To determine the accumulated balance after 6 years with monthly compounding, we can use the compound interest formula for compounding more than once a year:
A = P(1 + r/n)^(nt)
Where:
A = Accumulated balance
P = Principal amount (initial deposit)
r = Annual interest rate (in decimal form)

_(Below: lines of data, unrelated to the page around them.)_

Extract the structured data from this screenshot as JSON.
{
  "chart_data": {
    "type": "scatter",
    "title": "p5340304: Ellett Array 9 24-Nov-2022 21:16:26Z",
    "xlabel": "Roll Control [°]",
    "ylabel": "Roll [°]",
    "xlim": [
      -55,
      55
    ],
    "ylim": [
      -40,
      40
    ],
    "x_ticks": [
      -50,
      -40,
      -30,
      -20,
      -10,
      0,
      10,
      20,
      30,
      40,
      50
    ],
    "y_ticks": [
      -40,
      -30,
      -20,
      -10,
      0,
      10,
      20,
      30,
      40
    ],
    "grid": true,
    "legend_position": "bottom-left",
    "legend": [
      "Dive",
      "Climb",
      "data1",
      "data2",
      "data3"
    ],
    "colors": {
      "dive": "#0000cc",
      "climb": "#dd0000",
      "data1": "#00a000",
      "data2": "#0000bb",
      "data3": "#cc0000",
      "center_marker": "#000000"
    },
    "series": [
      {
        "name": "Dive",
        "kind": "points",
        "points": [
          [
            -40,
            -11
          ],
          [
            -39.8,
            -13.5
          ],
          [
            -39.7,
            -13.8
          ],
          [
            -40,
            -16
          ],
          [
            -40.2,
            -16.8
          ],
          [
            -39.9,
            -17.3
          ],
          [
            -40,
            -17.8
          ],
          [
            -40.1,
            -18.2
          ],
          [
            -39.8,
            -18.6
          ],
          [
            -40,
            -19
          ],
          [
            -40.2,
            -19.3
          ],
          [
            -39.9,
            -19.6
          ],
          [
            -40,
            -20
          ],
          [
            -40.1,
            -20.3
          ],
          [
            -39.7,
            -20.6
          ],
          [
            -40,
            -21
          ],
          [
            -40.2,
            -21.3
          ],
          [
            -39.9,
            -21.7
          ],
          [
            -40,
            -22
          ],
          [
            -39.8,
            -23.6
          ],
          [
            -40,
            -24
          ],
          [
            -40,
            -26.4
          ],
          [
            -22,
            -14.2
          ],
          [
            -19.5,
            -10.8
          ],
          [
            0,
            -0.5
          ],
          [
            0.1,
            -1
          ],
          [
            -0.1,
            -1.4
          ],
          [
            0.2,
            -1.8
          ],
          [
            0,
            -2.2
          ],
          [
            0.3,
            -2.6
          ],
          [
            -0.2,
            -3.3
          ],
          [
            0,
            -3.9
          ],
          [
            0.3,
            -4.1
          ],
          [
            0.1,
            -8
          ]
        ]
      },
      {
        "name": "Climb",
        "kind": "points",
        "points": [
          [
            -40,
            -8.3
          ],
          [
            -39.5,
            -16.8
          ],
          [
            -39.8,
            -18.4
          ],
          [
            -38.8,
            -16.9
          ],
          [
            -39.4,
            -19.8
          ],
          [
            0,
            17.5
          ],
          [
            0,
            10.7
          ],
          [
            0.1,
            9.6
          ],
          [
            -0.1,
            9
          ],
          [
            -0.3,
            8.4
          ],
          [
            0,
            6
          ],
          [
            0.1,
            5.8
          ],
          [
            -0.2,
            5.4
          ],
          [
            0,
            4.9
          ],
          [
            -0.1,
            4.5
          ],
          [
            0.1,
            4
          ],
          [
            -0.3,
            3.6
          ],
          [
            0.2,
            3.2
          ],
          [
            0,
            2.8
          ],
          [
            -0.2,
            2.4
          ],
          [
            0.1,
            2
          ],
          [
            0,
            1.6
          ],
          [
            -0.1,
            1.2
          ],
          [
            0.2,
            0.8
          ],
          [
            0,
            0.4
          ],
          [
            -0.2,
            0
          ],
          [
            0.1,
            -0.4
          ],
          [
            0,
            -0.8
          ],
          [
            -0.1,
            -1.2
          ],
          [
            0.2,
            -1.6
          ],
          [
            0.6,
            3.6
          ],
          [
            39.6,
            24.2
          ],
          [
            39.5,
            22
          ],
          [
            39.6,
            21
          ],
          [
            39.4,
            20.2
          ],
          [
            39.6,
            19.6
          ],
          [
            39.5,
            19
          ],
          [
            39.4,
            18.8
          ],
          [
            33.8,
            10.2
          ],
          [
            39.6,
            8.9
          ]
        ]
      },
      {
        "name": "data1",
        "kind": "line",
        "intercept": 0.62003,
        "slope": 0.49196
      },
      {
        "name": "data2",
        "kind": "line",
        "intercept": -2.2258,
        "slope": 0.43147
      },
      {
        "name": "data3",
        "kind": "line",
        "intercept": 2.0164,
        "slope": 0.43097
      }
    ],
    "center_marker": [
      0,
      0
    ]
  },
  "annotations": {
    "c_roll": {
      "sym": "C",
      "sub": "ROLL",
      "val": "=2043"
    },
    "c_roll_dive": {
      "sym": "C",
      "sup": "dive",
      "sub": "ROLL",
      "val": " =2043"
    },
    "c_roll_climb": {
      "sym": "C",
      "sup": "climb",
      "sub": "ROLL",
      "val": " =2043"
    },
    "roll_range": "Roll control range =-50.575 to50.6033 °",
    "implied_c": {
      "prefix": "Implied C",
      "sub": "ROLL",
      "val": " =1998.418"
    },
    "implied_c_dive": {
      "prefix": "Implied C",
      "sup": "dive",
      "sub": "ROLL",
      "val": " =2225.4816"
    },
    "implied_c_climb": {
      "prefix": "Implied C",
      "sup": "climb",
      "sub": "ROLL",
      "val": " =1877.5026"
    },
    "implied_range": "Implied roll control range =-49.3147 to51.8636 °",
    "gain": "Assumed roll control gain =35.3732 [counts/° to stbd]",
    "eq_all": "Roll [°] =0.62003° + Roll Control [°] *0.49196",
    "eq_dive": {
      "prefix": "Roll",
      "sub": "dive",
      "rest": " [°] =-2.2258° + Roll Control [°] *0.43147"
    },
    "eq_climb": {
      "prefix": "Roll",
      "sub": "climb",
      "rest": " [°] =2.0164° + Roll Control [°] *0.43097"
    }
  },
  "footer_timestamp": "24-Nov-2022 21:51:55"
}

n = Number of times the interest is compounded per year
t = Number of years
Given:
P = $3000
r = 6% or 0.06
n = 12 (monthly compounding)
t = 6 years
Now, let's substitute these values into the formula and calculate the accumulated balance:
A = 3000(1 + 0.06/12)^(12*6)
Simplifying the formula:
A = 3000(1 + 0.005)^(72)
A = 3000(1.005)^(72)
Using a calculator, we can find:
A ≈ 3000 * 1.400250032730875
A ≈ $4,200.75
Therefore, the accumulated balance after 6 years with monthly compounding will be approximately $4,200.75.
To determine the accumulated balance using the compound interest formula with compounding more than once a year, we can use the following formula:
A = P(1 + r/n)^(nt)
Where:
A = Accumulated balance
P = Principal amount (initial deposit)
r = Annual interest rate (in decimal form)
n = Number of times interest is compounded per year
t = Number of years
In this case, we have a $3000 deposit at an APR (Annual Percentage Rate) of 6% with monthly compounding over a period of 6 years.
First, let's convert the annual interest rate to decimal form:
r = 6% = 0.06
Next, let's substitute the given values into the formula:
P = $3000
r = 0.06
n = 12 (since interest is compounded monthly)
t = 6
Now, we can calculate the accumulated balance:
A = 3000(1 + 0.06/12)^(12*6)
A = 3000(1 + 0.005)^72
A = 3000(1.005)^72
A ≈ $4089.46
Therefore, the accumulated balance after 6 years with monthly compounding is approximately $4089.46.